Publishers are wary of short stories. They don't sell as easily or pleasingly as novels. I suspect that's partly because they don't absorb you in the same way; you have to read them in measured doses, with pauses for reflection in between.
Yet the best short stories punch well above their weight. They can combine the allusiveness and elusiveness of poetry with the engagement and epiphanies of long fiction. In this collection, Sarah Quigley often manages that.
Like many successful novelists, Quigley began with short stories. She's won awards in the form. These 22 pieces reflect an accomplished and assured author.

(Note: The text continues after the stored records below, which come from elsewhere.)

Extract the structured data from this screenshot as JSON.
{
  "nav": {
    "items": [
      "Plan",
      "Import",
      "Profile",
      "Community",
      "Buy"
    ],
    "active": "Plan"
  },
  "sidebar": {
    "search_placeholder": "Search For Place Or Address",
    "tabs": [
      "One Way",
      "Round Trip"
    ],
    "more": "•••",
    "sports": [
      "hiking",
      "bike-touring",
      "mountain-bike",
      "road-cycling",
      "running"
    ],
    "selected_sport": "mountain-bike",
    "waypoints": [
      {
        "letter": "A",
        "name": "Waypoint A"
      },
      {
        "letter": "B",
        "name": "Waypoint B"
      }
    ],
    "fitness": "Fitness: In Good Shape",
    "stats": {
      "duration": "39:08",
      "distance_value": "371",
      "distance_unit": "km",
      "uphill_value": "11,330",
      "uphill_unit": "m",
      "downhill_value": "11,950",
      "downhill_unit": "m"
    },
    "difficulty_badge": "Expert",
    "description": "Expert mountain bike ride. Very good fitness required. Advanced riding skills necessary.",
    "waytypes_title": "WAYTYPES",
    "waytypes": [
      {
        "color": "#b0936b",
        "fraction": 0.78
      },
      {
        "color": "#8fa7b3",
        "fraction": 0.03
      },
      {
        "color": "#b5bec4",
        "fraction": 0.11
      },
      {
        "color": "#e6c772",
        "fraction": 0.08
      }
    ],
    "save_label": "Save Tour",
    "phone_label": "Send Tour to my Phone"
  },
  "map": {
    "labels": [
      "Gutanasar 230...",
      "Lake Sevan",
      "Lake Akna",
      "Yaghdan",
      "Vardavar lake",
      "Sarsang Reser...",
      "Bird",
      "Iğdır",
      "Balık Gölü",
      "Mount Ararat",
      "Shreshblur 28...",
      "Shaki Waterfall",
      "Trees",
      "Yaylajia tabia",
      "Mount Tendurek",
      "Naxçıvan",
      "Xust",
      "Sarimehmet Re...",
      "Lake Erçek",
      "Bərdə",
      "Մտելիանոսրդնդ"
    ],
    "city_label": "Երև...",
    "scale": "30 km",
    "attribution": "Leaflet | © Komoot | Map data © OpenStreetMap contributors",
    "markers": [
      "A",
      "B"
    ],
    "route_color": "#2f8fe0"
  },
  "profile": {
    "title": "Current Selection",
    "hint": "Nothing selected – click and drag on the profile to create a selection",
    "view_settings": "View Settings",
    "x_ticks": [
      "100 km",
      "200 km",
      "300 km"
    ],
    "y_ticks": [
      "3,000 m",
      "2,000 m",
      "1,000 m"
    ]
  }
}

They're mostly short, except for one near-novella-sized inclusion. The writing is restrained, dispassionate almost, but the narratives resonate with meaning and emotion.
As the title suggests, that emotion circles around riffs on tenderness: its variations and
antitheses; the way it can transfigure lives.
You see this in the 75-page The Marriage Mender, with its story of anxious parental love, mutability and mortality, the tenderness that comes only from other human beings; and even a dash of marriage counselling.
There are moments of utter lyricism: "When you smiled, clocks started up all over the city like a thousand heartbeats, and the day opened its arms, and we were safe."
Love in mostly fleshly forms makes the world go round in LA, Hawaii, the tip of Argentina, Opunake and Hawera, a city of cheesecakes, another of potential earthquakes.
Lovers separate quietly or abusively, sport an amethyst ring on a mutilated hand, walk in a snow-covered garden, sabotage a dinner with neighbours. Sex rears its obligatory and enthusiastic head - in a black satin bed, on a cheap nylon carpet or floral synthetic bedspread.
Opposites attract, so tenderness is counterpointed by bickering, betrayal, rueful reconciliations. Teeth and claws glint a good deal. Characters can be astonishingly selfless or gloriously selfish, feral or fabulous (there's even one who can make buildings disappear). They look at one another with wonder or distaste. When they have to tell a partner "I was joking" twice in one evening, the omens are indeed ominous. Quigley is fascinated by them all.
The stories come with variations of style as well as emotion. Some step across swathes of space-time; some are like photo montages. They swoop from the mundane to the miraculous: a character semi-morphs into a hen or a gopher. Like a lot of good short fiction, they often imply more than they state. Bigger shapes are glimpsed in the background.
They crackle with dialogue like a firefight, and moments of slyly mordant humour. Just when she wants to be at her most sophisticated, a girl is liable to end up wrist-deep in a bowl of raspberries.
A few don't get beyond a glimpse. A few show off fine sentences or clever quips. The odd character doesn't grow beyond caricature. But Quigley provides a perceptive, often elegant report on human temperaments, and the universal longing for a little, well, tenderness.